Restaurant review: Host, 13 Ranelagh, Dublin 6

Host is perfectly suited to Ranelagh but in fact would work in any neighbourhood on the planet.

Restaurant review: Host, 13 Ranelagh, Dublin 6

Host, 13 Ranelagh, Dublin 6

Tel: 01-5612617

Staying slim in this business of restaurant reviewing is a challenge but I’m thinking perhaps I should move to Ranelagh. This well-appointed suburban village has probably the highest concentration of good restaurants outside Dublin city centre and a fine collection of gyms, body clinics, health shops and plastic surgery ‘Aesthetic Institutes’.

I could happily get fat here and then employ a personal trainer, and once that inevitably failed I could get some secret liposuction and bonus botox.

The clientele (and staff) in Host on the Wednesday we visited, however, were mostly far too young and good-looking to need such help. The menu is short but well chosen and includes small dishes around a tenner, pasta dishes which could be had as starters or mains (€12/€17), four main courses including a 400g Rib-Eye from Peter Hannon (€38) along with fish and chicken options and a couple of sides. There is also the option of the Chef’s Menu for 2 which will save you a few euro.

Complimentary focaccia bread arrived first — fluffy and light and topped with sweet tomatoes and onions plus a good quality olive oil for dipping — a propitious start. The first of our starters ‘Salami, Morcilla and Artichoke’ should, I think, be renamed ‘Morcilla, Artichoke and Salami’ in order of excellence — the salami was actually reasonably good although closer to a Saucisson in texture, but the warm rich Morcilla was truly excellent and the preserved artichokes were firm and flavourful.
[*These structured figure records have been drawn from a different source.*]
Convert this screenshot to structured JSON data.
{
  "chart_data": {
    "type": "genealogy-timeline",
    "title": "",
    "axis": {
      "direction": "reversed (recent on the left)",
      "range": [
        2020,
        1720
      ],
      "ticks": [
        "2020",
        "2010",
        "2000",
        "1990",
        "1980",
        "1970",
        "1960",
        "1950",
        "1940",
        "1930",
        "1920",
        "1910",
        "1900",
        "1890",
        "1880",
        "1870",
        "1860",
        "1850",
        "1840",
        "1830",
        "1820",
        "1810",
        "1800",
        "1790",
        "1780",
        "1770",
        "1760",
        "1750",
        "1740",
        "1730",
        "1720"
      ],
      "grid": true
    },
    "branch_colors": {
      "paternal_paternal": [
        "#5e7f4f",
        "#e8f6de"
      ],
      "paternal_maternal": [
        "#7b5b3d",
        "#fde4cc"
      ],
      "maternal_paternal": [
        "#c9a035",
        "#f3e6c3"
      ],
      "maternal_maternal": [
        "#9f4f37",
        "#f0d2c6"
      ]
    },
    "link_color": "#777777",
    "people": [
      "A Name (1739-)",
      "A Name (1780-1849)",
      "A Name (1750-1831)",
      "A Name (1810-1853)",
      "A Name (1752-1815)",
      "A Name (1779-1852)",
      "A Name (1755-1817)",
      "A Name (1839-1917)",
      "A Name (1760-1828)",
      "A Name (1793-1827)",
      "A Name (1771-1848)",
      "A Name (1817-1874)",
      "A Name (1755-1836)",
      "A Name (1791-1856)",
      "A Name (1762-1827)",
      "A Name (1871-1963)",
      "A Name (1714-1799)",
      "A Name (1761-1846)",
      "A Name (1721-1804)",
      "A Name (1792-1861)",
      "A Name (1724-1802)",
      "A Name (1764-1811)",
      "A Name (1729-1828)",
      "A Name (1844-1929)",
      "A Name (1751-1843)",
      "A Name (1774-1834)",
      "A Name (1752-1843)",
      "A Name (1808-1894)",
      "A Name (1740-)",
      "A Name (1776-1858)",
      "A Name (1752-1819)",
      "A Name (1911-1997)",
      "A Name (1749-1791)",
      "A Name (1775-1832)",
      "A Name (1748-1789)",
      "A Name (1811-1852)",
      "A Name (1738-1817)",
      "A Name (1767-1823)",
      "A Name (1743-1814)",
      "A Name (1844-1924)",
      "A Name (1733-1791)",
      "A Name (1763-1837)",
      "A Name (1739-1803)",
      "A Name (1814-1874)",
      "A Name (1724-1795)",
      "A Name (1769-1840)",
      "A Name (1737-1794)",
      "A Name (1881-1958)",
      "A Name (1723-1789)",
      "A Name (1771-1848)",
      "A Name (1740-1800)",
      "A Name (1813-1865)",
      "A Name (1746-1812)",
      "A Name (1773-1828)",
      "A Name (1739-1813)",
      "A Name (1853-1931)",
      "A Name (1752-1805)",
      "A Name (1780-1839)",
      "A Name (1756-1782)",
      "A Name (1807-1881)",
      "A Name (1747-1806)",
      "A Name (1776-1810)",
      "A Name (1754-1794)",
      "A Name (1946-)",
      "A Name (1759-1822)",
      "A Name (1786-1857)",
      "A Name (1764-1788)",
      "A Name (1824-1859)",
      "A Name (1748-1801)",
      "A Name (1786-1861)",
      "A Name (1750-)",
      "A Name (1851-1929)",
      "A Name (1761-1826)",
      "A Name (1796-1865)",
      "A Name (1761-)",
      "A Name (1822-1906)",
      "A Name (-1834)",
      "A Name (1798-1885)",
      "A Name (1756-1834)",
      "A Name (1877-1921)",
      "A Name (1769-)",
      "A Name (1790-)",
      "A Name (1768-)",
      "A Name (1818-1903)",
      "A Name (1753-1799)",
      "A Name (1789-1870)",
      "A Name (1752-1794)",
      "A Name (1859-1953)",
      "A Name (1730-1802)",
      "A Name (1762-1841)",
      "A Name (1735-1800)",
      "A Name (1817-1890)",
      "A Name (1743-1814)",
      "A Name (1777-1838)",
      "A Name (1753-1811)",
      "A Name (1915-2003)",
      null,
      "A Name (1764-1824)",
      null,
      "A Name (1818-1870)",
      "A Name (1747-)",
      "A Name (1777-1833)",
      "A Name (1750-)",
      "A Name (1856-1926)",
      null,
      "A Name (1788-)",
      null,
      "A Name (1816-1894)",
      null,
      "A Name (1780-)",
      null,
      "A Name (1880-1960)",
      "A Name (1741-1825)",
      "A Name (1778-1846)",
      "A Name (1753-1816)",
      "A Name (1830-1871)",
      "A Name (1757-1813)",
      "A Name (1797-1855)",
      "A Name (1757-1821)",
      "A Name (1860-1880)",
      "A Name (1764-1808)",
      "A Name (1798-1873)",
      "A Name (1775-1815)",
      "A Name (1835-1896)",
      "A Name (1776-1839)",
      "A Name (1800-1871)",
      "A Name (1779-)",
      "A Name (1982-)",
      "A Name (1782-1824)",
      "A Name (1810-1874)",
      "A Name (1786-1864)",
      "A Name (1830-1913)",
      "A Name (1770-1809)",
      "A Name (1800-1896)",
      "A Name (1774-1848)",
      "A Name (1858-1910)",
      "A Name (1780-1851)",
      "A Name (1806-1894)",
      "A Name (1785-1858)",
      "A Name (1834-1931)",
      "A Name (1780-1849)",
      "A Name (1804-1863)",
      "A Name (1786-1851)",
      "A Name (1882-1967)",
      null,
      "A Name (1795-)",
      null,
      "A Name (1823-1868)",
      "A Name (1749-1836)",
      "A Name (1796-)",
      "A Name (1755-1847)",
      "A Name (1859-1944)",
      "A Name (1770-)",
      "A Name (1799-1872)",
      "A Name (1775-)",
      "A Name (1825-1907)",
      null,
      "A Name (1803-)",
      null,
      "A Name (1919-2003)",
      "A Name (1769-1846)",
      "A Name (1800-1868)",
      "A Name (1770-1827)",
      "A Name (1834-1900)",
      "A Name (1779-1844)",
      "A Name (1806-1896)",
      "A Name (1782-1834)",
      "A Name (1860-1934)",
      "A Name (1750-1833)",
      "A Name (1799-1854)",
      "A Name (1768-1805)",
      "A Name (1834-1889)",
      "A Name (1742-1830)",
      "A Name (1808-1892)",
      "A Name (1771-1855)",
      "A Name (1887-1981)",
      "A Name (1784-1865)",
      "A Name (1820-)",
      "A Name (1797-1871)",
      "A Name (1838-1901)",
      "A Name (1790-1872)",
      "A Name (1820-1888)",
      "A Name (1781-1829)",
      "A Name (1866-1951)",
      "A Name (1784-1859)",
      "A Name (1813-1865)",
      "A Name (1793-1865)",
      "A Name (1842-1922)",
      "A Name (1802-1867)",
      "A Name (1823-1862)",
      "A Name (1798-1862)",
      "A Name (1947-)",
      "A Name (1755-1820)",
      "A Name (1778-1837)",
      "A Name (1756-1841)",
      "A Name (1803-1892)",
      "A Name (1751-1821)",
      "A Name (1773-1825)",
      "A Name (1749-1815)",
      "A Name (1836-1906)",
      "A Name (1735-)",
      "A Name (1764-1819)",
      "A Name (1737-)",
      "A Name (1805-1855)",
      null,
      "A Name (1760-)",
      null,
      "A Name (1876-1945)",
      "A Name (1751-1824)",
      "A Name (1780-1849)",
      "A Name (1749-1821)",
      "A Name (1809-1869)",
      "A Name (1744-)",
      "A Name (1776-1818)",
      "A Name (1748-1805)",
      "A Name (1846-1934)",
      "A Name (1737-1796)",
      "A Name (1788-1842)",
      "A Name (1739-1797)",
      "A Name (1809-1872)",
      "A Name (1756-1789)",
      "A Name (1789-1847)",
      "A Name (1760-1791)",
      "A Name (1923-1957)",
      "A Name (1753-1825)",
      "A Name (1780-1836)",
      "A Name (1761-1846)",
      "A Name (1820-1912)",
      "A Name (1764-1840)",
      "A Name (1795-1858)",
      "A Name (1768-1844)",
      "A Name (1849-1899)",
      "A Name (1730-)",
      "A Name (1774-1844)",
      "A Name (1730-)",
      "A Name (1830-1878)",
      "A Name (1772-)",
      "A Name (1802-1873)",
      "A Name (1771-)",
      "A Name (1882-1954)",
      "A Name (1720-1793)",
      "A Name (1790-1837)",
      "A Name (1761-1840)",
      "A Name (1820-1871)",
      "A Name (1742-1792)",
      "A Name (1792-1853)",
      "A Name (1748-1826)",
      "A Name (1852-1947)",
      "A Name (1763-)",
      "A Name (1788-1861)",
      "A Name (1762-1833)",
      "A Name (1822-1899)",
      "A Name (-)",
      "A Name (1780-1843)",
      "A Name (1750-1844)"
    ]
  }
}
Burrata with marinated Aubergines was a generous portion of creamy cheese and sweet aubergines and generously topped Crab Bruschetta beat out the Anchovy Bruschetta but both were good. Duck Ragu Pappardelle had silky fresh pasta with a textured meaty sauce but the better of the two pastas, and arguably the dish of the evening, was the Pumpkin stuffed Cappellacci with walnuts. Cappellacci di Zucca is the signature dish of Ferrara just to the north of Bologna in Emilia-Romagna and this version would have pleased most Nonna from the region (although they might object to the walnuts).

The earthy sweet and creamy flavours from the pumpkin filling worked beautifully with the lithe pasta and were aided and abetted by sweet burnt flavours from a brown butter sauce. For bonus texture and a hint of bitterness walnuts had been added and, while not traditional, they were in fact a bonus.

Piri Piri Chicken and Burnt Lemon was again nicely cooked with tender chicken (if low on the piri-piri heat scale) and a well dressed salad on the side. Cod was grilled crisp on the outside but remained translucent underneath and some stewed capers and tomatoes lifted the flavours nicely.

‘Fried Potatoes’ (€5) was a large bowl of expertly made chunky chips — crisp without, and fluffy and light within. The accompanying Aioli dip would really be better described as a light garlic mayonnaise (no, they are not the same thing), and while serviceable would have needed three times as much garlic to justify the name.

The wine list is a decent size with around 36 wines, almost all of which are en vogue from Mencía and Teroldego to Franciacorta to Grüner Veltliner and includes a good selection of top quality low-intervention wines including ‘Emilien’ from Château le Puy and Jean Foillard’s Côte de Puy. I chose the Coroa D’ouro — a Douro red wine made by the Poças Port house for the very reasonable price of €27 — solid, fruity and perfect for a mid-week casual meal.

From the choice of three desserts we chose a Chocolate Pot (€7) and an Affogato with hazelnut ice-cream (€7.50) and this is where the meal dipped — both were disappointing and not at the same level as the rest of the meal. The chocolate pot was bland and rather sweet rather than deep and chocolaty as I’d hoped while the hazelnut ice-cream also lacked any intensity although a shot of Amaretto did help.

Host is perfectly suited to Ranelagh but in fact would work in any neighbourhood on the planet — tasty, well thought out dishes served in a convivial atmosphere. The desserts dropped them almost a full mark in this review but are easily fixed and hopefully I was just unlucky on the the day I visited.